A way forward for climate change financing

Jul 18, 2016

During the summer of 2015, two natural disasters struck at opposite ends of Pakistan. In Karachi, a massive heatwave, with temperatures exceeding 44 degrees, took more than 1,200 lives. In Chitral, several valleys were hit by sudden glacial lake outburst floods which washed away roads, crops and homes. As climate change takes grip across the world, such extreme events are becoming more common and more severe, with implications in every aspect of life, from agriculture to energy.

Pakistan ranks eighth in the world for vulnerability to the effects of climate change, and it is essential to develop a coordinated response and access global funding to mitigate its worst effects on efforts to improve the lives of ordinary Pakistanis through sustainable development. Climate resilient development is only possible if there is understanding of how climate change affects sectors across government, and if it is considered in planning and budgeting by government departments.

In July this year, the Government of Pakistan and UNDP held a consultative workshop on a Federal Climate Change Financing Framework for Pakistan.

Co-chaired by the Special Secretary of the Ministry of Finance, Dr Shujaat Ali, and the Secretary of the Ministry of Climate Change, Abu Ahmad Akif, the meeting saw representatives from various ministries discuss the framework’s functions and their potential roles in the process.

The participants drew up 11 key actions that will advance the inaugural Federal Climate Change Financing Framework and create a structure to better manage, mobilize and target climate finance using a whole-of-government approach.

UNDP committed to providing further technical assistance to the government in the areas of governance, public finance, and climate policy.

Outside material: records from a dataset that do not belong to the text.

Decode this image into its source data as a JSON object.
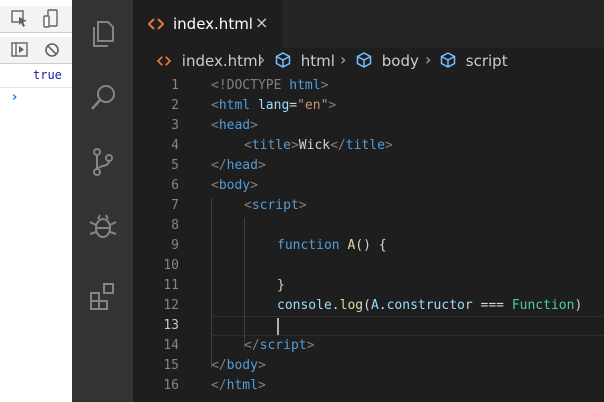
{
  "devtools": {
    "output_value": "true",
    "prompt_symbol": "›"
  },
  "tab": {
    "label": "index.html",
    "close": "×"
  },
  "breadcrumb": {
    "items": [
      "index.html",
      "html",
      "body",
      "script"
    ],
    "separator": "›"
  },
  "code": {
    "line_numbers": [
      "1",
      "2",
      "3",
      "4",
      "5",
      "6",
      "7",
      "8",
      "9",
      "10",
      "11",
      "12",
      "13",
      "14",
      "15",
      "16"
    ],
    "l1_a": "<!DOCTYPE",
    "l1_b": " html",
    "l1_c": ">",
    "l2_a": "<",
    "l2_b": "html",
    "l2_c": " lang",
    "l2_d": "=",
    "l2_e": "\"en\"",
    "l2_f": ">",
    "l3_a": "<",
    "l3_b": "head",
    "l3_c": ">",
    "l4_a": "<",
    "l4_b": "title",
    "l4_c": ">",
    "l4_d": "Wick",
    "l4_e": "</",
    "l4_f": "title",
    "l4_g": ">",
    "l5_a": "</",
    "l5_b": "head",
    "l5_c": ">",
    "l6_a": "<",
    "l6_b": "body",
    "l6_c": ">",
    "l7_a": "<",
    "l7_b": "script",
    "l7_c": ">",
    "l9_a": "function",
    "l9_b": " A",
    "l9_c": "() {",
    "l11_a": "}",
    "l12_a": "console",
    "l12_b": ".",
    "l12_c": "log",
    "l12_d": "(",
    "l12_e": "A",
    "l12_f": ".",
    "l12_g": "constructor",
    "l12_h": " === ",
    "l12_i": "Function",
    "l12_j": ")",
    "l14_a": "</",
    "l14_b": "script",
    "l14_c": ">",
    "l15_a": "</",
    "l15_b": "body",
    "l15_c": ">",
    "l16_a": "</",
    "l16_b": "html",
    "l16_c": ">"
  },
  "colors": {
    "tag": "#569cd6",
    "attr": "#9cdcfe",
    "string": "#ce9178",
    "function": "#dcdcaa",
    "type": "#4ec9b0",
    "html_icon": "#e37933",
    "cube_icon": "#75beff"
  },
  "icons": [
    "explorer-icon",
    "search-icon",
    "source-control-icon",
    "debug-icon",
    "extensions-icon"
  ]
}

UNDP and the Ministry of Finance will now work with government stakeholders to develop the technical parameters of the Framework and offer their recommendations in the coming months.

The meeting came at an opportune time, less than 50 days before the expected ratification of the Paris Agreement, and just as the National Assembly is considering a proposal to establish a new national authority to strengthen resource mobilization and oversight of government-wide actions related to climate change.

Outlining Pakistan’s financial commitments and demonstrating the country’s ability to transparently utilize international climate funding, the Framework will safeguard livelihoods from the effects of climate change and is critical to gain access to much-needed international climate funding. The integrated, budgeted and structured response offered by the Framework is thus essential for Pakistan to achieve economic progress and protect its people’s lives, livelihoods and wellbeing in a changing climate.